Not surprisingly, this talk evoked spirited discussion of the myriad problems encountered by researchers going through the IRB process at their institutions, as well as the unintended consequences of a review process ostensibly intended to protect human subjects. The audience noted the following unintended and undesired consequences: (1) normalized deviance,* (2) chilling effect upon the types of research undertaken, and (3) mission creep in which IRB review boards critique the suitability or worth of the research design, rather than evaluating risk to human subjects. In particular, senior researchers worried that tenure-track faculty and graduate students face great uncertainty about whether their project proposals will successfully navigate the IRB process in a timely fashion.

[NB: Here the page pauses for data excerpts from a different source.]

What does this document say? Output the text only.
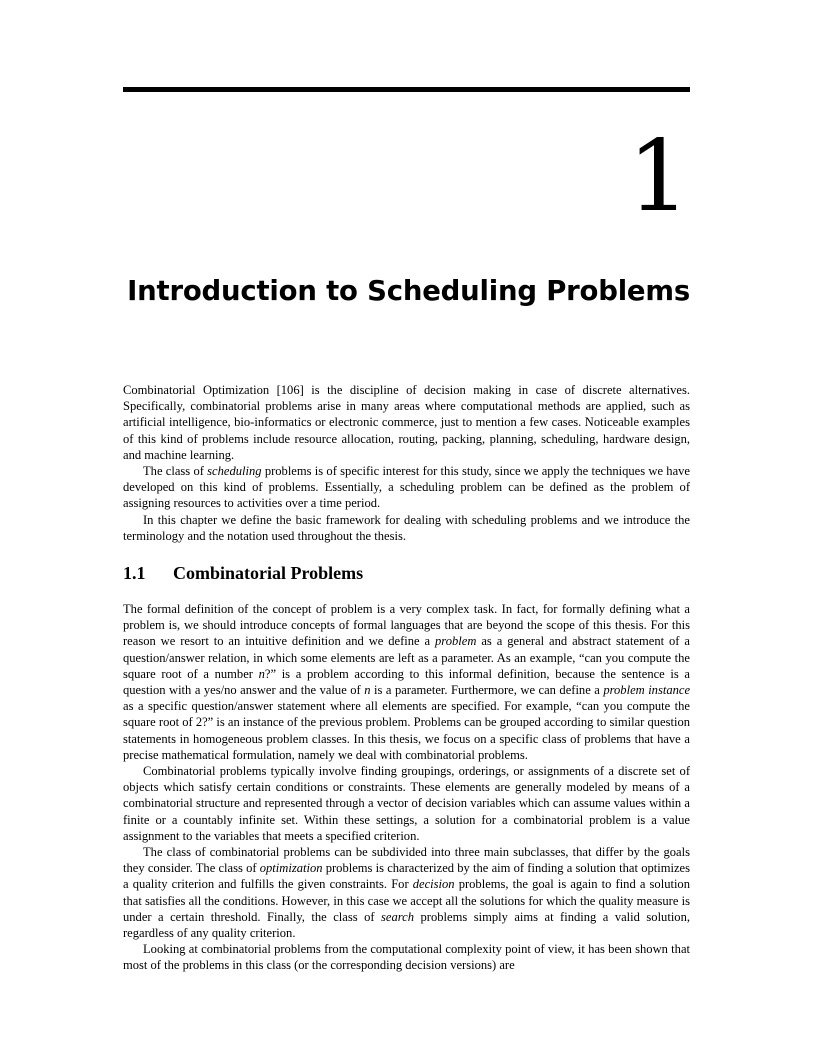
1
Introduction to Scheduling Problems

Combinatorial Optimization [106] is the discipline of decision making in case of discrete alternatives. Specifically, combinatorial problems arise in many areas where computational methods are applied, such as artificial intelligence, bio-informatics or electronic commerce, just to mention a few cases. Noticeable examples of this kind of problems include resource allocation, routing, packing, planning, scheduling, hardware design, and machine learning.

The class of scheduling problems is of specific interest for this study, since we apply the techniques we have developed on this kind of problems. Essentially, a scheduling problem can be defined as the problem of assigning resources to activities over a time period.

In this chapter we define the basic framework for dealing with scheduling problems and we introduce the terminology and the notation used throughout the thesis.

1.1 Combinatorial Problems

The formal definition of the concept of problem is a very complex task. In fact, for formally defining what a problem is, we should introduce concepts of formal languages that are beyond the scope of this thesis. For this reason we resort to an intuitive definition and we define a problem as a general and abstract statement of a question/answer relation, in which some elements are left as a parameter. As an example, “can you compute the square root of a number n?” is a problem according to this informal definition, because the sentence is a question with a yes/no answer and the value of n is a parameter. Furthermore, we can define a problem instance as a specific question/answer statement where all elements are specified. For example, “can you compute the square root of 2?” is an instance of the previous problem. Problems can be grouped according to similar question statements in homogeneous problem classes. In this thesis, we focus on a specific class of problems that have a precise mathematical formulation, namely we deal with combinatorial problems.

Combinatorial problems typically involve finding groupings, orderings, or assignments of a discrete set of objects which satisfy certain conditions or constraints. These elements are generally modeled by means of a combinatorial structure and represented through a vector of decision variables which can assume values within a finite or a countably infinite set. Within these settings, a solution for a combinatorial problem is a value assignment to the variables that meets a specified criterion.

The class of combinatorial problems can be subdivided into three main subclasses, that differ by the goals they consider. The class of optimization problems is characterized by the aim of finding a solution that optimizes a quality criterion and fulfills the given constraints. For decision problems, the goal is again to find a solution that satisfies all the conditions. However, in this case we accept all the solutions for which the quality measure is under a certain threshold. Finally, the class of search problems simply aims at finding a valid solution, regardless of any quality criterion.

Looking at combinatorial problems from the computational complexity point of view, it has been shown that most of the problems in this class (or the corresponding decision versions) are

Audience members asked whether the sociologists’ professional association, the American Sociological Association (ASA), had taken an official position on IRB guidelines. None present were aware of any such activities (if you know of anything brewing from this or other associations, do write them in the comments). Attendees noted that because a tenured faculty member may be more able to surmount IRB issues on his/her own (or not need to go through the IRB process because of the type of research conducted), fashioning IRB standards that are more appropriate for a wider variety of research methods is a collective action problem.
I opined that these identified problems need to be considered a commons issue. Those with more power should consider it a professional responsibility to help budding researchers – undergraduate students, graduate students, junior faculty – go through an IRB process that is appropriate to their research methods and questions, especially if researchers hope to have future generations of audiences and colleagues. Unfortunately, dark humor may not be sufficient to get the point across – when a psychology colleague sent his IRB board a proposal to reproduce the Stanley Milgram experiment on April Fool’s Day, an IRB staffer called to inquire if the proposal was serious.
* One of my past posts discussing the IRB draws a steady stream of traffic from those searching for the answer to one of the quiz questions on the online Collaborative Institutional Training Initiative (CITI), a certification program mandatory for researchers and students at some institiutions.